Find the metric you are interested in that was printed to the terminal and use that.

So that’s what I ended up doing with a simple Pendulum environment:

sac_config = (
            SACConfig()
            .environment(env="Pendulum-v1")
            # .environment(env = Env.Live_Streaming,
            #              env_config=env_config,
            #              disable_env_checking=True)
            .env_runners(num_env_runners=5)
            .learners(num_learners=1,
                      num_gpus_per_learner=0.25)
            .framework("torch")
            .training(
                tau = 0.02,
                train_batch_size = 128,
                gamma = 0.97,
                initial_alpha=0.2,
                target_entropy='auto',
                twin_q=True,
                actor_lr=1.0e-5,
                critic_lr=1.0e-5                                
            )            
        )

        algo = sac_config.build()
        results = algo.train()

        print(results)

In the output result there is nothing that looks like a reward or return.

Update:

Instead of printing the result after just 1 call of algo.train(), I looked at the result json after 5 calls of algo.train(), and now I see a results['env_runners']['agent_episodes_returns_mean']['default_policy']

However for my own custom environment, I don’t see the agent_episodes_returns_mean

Hi @araman5,

You will not have any return/reward metrics until an episode terminate.

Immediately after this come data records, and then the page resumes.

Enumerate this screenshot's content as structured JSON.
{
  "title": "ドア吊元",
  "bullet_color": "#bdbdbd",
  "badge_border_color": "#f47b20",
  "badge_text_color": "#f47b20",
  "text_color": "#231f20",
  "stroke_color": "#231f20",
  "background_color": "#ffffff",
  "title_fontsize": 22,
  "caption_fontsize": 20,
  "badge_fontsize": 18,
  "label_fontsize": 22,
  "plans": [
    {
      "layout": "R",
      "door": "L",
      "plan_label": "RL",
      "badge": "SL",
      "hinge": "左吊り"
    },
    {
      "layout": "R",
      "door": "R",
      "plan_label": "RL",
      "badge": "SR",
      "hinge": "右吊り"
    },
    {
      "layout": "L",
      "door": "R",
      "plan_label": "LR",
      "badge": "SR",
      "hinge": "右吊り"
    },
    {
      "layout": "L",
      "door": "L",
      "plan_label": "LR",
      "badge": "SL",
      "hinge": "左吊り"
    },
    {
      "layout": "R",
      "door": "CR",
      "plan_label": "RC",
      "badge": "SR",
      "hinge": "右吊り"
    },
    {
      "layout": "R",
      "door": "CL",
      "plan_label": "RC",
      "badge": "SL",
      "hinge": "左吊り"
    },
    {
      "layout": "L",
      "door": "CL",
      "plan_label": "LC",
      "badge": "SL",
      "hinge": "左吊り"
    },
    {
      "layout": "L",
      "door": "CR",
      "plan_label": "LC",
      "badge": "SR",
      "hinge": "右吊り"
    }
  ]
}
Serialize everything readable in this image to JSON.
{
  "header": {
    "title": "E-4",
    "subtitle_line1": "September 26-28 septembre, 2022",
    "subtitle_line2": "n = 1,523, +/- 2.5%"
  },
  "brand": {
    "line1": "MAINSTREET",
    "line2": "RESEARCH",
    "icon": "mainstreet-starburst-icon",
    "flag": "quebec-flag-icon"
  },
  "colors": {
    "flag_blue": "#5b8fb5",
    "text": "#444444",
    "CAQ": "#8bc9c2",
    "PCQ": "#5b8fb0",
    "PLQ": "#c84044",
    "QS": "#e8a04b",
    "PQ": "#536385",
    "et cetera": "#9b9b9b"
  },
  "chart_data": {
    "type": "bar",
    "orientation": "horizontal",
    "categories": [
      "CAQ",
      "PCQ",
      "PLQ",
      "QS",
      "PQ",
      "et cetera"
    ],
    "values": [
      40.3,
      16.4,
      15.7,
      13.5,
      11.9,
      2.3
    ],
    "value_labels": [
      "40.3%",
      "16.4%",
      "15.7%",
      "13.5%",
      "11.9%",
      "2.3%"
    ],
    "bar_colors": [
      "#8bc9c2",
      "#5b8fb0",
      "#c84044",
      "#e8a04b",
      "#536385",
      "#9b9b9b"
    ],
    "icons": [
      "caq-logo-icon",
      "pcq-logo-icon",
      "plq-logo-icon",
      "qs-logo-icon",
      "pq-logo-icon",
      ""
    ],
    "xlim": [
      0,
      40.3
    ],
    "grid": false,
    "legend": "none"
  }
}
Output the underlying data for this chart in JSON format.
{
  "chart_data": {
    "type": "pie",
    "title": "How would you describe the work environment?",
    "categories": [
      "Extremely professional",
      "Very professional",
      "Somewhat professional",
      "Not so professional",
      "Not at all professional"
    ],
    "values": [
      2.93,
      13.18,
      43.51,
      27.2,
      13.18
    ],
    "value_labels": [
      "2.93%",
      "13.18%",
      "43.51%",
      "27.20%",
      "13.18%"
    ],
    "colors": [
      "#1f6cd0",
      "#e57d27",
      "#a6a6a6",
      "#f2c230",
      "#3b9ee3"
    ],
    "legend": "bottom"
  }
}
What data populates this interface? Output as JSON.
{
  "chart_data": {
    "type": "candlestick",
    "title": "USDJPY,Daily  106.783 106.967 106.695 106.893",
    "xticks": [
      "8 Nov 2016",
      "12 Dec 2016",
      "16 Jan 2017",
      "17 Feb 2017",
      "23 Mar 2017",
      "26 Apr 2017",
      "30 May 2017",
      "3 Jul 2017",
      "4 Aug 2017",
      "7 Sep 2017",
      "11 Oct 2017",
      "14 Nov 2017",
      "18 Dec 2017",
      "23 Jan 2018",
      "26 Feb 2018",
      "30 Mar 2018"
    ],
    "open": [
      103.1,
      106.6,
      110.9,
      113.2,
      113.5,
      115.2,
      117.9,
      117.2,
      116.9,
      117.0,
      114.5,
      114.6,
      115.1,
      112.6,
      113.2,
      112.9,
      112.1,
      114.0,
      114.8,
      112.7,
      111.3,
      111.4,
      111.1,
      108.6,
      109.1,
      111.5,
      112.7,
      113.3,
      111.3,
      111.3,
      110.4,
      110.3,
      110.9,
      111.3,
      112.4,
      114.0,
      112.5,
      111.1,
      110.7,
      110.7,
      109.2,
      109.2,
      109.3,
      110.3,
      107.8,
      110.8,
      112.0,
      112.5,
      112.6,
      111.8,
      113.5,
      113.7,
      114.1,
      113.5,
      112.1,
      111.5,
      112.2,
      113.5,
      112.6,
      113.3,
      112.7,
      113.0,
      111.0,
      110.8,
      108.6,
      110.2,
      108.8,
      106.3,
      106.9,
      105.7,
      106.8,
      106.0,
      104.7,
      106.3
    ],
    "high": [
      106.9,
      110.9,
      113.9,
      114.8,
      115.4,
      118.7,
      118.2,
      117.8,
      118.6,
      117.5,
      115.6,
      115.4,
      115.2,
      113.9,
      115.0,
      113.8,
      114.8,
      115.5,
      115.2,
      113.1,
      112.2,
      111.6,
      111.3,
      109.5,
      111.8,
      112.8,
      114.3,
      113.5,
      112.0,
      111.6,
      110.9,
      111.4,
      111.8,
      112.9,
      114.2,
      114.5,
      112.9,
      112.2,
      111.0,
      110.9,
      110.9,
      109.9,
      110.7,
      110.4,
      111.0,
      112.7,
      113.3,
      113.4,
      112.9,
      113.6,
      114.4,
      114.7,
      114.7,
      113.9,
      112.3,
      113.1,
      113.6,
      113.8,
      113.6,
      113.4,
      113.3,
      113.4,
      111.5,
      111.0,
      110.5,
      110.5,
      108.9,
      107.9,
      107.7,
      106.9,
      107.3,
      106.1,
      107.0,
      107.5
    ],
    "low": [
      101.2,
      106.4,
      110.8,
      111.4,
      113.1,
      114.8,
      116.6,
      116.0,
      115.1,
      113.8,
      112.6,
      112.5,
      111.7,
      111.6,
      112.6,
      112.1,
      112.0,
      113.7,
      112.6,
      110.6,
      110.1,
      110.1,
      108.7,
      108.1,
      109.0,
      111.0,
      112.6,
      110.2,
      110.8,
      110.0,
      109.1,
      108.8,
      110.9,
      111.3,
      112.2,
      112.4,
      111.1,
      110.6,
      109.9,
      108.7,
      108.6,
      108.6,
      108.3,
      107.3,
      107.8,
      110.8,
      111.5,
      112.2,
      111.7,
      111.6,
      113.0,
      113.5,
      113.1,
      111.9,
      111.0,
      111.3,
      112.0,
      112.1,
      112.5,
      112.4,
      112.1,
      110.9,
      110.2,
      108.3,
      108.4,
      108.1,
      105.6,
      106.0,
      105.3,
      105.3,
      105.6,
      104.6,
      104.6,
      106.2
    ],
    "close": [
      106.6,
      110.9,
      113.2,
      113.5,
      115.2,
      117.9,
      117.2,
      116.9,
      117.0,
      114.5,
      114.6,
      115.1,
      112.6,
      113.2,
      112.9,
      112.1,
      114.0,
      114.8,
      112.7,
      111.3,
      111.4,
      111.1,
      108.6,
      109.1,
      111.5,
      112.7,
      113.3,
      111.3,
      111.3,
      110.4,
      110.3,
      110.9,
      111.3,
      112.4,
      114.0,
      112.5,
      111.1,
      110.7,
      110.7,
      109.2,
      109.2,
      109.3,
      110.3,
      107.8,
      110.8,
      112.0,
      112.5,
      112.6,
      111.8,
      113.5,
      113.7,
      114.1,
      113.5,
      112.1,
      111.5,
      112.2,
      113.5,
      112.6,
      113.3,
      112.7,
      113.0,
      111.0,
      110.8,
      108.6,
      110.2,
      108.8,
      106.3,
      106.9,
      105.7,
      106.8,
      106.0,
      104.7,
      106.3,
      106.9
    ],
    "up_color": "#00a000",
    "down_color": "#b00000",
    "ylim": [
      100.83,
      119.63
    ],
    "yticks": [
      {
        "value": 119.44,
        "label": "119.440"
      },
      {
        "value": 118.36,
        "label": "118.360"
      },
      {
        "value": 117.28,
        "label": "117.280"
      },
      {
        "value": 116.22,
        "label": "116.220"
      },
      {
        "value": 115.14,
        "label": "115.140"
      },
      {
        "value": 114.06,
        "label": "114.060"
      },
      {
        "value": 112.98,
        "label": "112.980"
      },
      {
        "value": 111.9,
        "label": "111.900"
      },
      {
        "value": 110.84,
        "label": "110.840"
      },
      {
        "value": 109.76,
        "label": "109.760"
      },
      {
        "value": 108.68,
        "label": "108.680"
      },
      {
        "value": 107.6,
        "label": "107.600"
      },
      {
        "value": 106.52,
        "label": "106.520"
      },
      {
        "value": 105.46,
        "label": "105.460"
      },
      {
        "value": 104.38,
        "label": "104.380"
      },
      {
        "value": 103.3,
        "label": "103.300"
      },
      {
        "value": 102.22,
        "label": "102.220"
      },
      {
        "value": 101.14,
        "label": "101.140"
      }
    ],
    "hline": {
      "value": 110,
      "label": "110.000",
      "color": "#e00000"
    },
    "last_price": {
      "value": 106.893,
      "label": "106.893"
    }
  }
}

Similarly the return/reward will not update until new episodes terminate. Finally the return/reward is the moving average of the previous 100 episodes.

The logic for when 1 training iteration completes is at the link below. Perhaps you can configure one of those settings to suit your needs.

Thanks a lot. This might just prove to be the solution. Appreciate your help, @mannyv

So I figure I would need to change the min_sample_timesteps_per_t to something that is more suitable for my custom environment which has fixed episode length=180.

I don’t see how I can update that from the the sac_config dict though. I see training_intensity in the documentation but that doesn’t seem to be it.

It is in reporting

1 Like